# wie viel Kühlfläche?



## tapsebaer (9. Juli 2015)

*wie viel Kühlfläche?*

hallo,
ich wollte mich mal erkundigen wie viel radiatorfläche für einen i7 4770k und titan x sli benötigt wird. 

gruß


----------



## Skaugen (9. Juli 2015)

*AW: wie viel Kühlfläche?*

Ich gehe mal von einem Stromverbrauch von 250 Watt je Titan und 150 Watt für die CPU aus (bei OC steigt der Stromverbrauch stark an!), womit wir bei ~650 Watt wären. Aufgerundet 700 Watt.
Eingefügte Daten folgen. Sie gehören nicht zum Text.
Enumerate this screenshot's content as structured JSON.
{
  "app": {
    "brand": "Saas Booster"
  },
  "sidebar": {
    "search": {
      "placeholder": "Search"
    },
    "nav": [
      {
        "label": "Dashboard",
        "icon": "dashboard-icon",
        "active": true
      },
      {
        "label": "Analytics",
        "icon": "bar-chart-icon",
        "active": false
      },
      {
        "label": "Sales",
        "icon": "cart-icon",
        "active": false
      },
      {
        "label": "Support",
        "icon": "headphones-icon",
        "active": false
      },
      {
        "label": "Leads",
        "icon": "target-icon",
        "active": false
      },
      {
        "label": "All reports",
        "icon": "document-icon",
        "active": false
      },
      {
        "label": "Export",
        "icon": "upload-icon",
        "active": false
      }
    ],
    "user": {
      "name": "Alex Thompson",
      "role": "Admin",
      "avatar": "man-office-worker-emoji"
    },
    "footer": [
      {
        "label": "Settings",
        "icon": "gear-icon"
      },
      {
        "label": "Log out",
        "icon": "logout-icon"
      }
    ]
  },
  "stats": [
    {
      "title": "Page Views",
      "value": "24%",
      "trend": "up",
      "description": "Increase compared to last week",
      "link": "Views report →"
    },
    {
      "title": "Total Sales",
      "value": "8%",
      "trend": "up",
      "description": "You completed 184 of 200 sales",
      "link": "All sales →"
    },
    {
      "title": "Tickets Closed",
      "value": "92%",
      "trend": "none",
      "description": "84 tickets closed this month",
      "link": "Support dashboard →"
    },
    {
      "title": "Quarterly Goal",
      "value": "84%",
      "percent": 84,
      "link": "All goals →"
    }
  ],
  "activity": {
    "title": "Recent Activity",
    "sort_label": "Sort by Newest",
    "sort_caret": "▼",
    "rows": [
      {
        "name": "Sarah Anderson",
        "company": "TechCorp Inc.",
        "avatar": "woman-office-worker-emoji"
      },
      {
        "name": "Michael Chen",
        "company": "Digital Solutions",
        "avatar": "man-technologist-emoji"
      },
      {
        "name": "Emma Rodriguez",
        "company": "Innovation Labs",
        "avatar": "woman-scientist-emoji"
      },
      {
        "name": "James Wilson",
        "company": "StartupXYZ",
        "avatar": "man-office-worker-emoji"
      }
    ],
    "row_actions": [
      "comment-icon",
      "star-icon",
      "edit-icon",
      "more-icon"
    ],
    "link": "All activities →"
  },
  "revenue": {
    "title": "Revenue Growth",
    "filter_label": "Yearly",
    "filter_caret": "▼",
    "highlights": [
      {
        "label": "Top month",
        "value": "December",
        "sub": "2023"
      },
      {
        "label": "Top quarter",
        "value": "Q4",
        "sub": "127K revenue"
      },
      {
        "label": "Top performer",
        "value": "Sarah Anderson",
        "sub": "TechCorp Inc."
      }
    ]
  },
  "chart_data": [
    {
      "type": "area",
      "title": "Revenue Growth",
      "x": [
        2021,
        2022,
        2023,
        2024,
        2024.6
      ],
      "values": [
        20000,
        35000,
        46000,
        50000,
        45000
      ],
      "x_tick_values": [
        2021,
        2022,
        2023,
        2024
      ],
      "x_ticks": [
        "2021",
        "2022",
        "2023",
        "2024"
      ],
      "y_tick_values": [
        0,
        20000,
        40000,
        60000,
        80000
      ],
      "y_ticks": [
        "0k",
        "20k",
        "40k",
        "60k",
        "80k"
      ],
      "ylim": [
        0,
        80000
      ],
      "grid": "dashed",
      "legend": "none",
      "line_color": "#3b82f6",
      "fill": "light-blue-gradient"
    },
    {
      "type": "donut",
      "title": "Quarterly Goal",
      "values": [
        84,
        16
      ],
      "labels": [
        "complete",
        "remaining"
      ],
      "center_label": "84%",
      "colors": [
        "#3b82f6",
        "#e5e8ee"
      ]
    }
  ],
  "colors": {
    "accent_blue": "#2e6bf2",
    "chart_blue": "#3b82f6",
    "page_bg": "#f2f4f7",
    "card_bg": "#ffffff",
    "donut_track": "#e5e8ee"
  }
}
Pro 100 Watt wird ein 120er Radiator empfohlen (Dicke des Radis ist egal) wenn es denn leise sein soll. Das wären dann bspw. ein 480er + 360er. Jetzt ist es aber so, dass es kaum Gehäuse gibt, wo du soviel Radiatorfläche innerhalb sinnvoll unterbringen kannst (ohne das einer die Abwärme des anderen abbekommt), womit ich dir zu einem externen MORA rate (dieser hat auch genügend Reserven für OC).

Also zum Beispiel sowas:
Watercool MO-RA3 360 LT black | Radiatoren aktiv | Radiatoren | Wasserkühlung | Aquatuning Germany
Phobya G-Changer NOVA 1080 Radiator 60mm - Full Copper | Radiatoren aktiv | Radiatoren | Wasserkühlung | Aquatuning Germany

Oder in der 140mm-Lüfter Variante
Watercool MO-RA3 420 LT black | Radiatoren aktiv | Radiatoren | Wasserkühlung | Aquatuning Germany
Phobya Xtreme SUPERNOVA 1260 Radiator - Full Copper | Radiatoren aktiv | Radiatoren | Wasserkühlung | Aquatuning Germany



Ich hoffe ich konnte dir weiterhelfen.


----------



## tapsebaer (9. Juli 2015)

*AW: wie viel Kühlfläche?*

Danke erstmal für die schnelle Antwort. Also das System wird nicht overclocked, das ist nicht nötig. Ich sah nur bei dem video der hm6 das die für ihre drei asus 980 strix nur einen 360 Radiator verwenden obwohl diese pro stück 300w haben. So flüsterleise muss das jetzt auch nicht seien, so lange sich die Temperaturen bei der titan besser...

Gruß


----------



## VJoe2max (9. Juli 2015)

*AW: wie viel Kühlfläche?*

Es sollte inzwischen bekannt sein, dass diese sog. "Höllenmaschinen" von den ausgesucht unprofessionellsten Akteuren unter dem PC Himmel zusammengeschustert werden, die aufzutreiben sind. Vorrangiges Ziel scheint immer zu sein, aus möglichst hohem Budget möglichst wenig zu machen. Wenn man also sehen will wie man´s besser nicht macht, sind die Dinger stets einen Blick wert, aber für mehr als ein abschreckendes Beispiel sind sie wirklich nicht zu gebrauchen. Das war schon bei der ersten Auflage so und hat sich mehr oder weniger stark bei fast allen Jahrgängen dieser imho eher misslungenen Werbeaktion bis heute fortgesetzt. Vergiss also bitte die "HM" als Recherchequelle oder als Vorlage. Besonders was den Kühlungsbereich betrifft ist das keine gute Idee, wenn du etwas Vernünftiges bauen willst - selbst ohne Silent-Ambitionen. Das gilt imho aber nicht ausschließlich für die verbaute Kühlung bei den Dingern (obwohl es dort oft auffällig schlechte dimensioniert wird), sondern für so ziemlich jedes Detail dieser Geld-Verbrennungsanlagen aus dem Hause PC-Welt von denen die meisten bisherigen Exemplare in den Augen vieler auch noch als ausgesprochen hässlichen gelten (geht mir auch so). 
Im Übrigen verbraucht die GTX 980 max. ca. 190W bis 200W in punktuellen Spitzen und ca. 155W bis 160W unter realer Volllast, aber dennoch ist mit drei davon nicht zu spaßen (mal ganz abgesehen von einigen Nachteilen die ein Triple-SLI-System sonst noch so zu bieten hat...).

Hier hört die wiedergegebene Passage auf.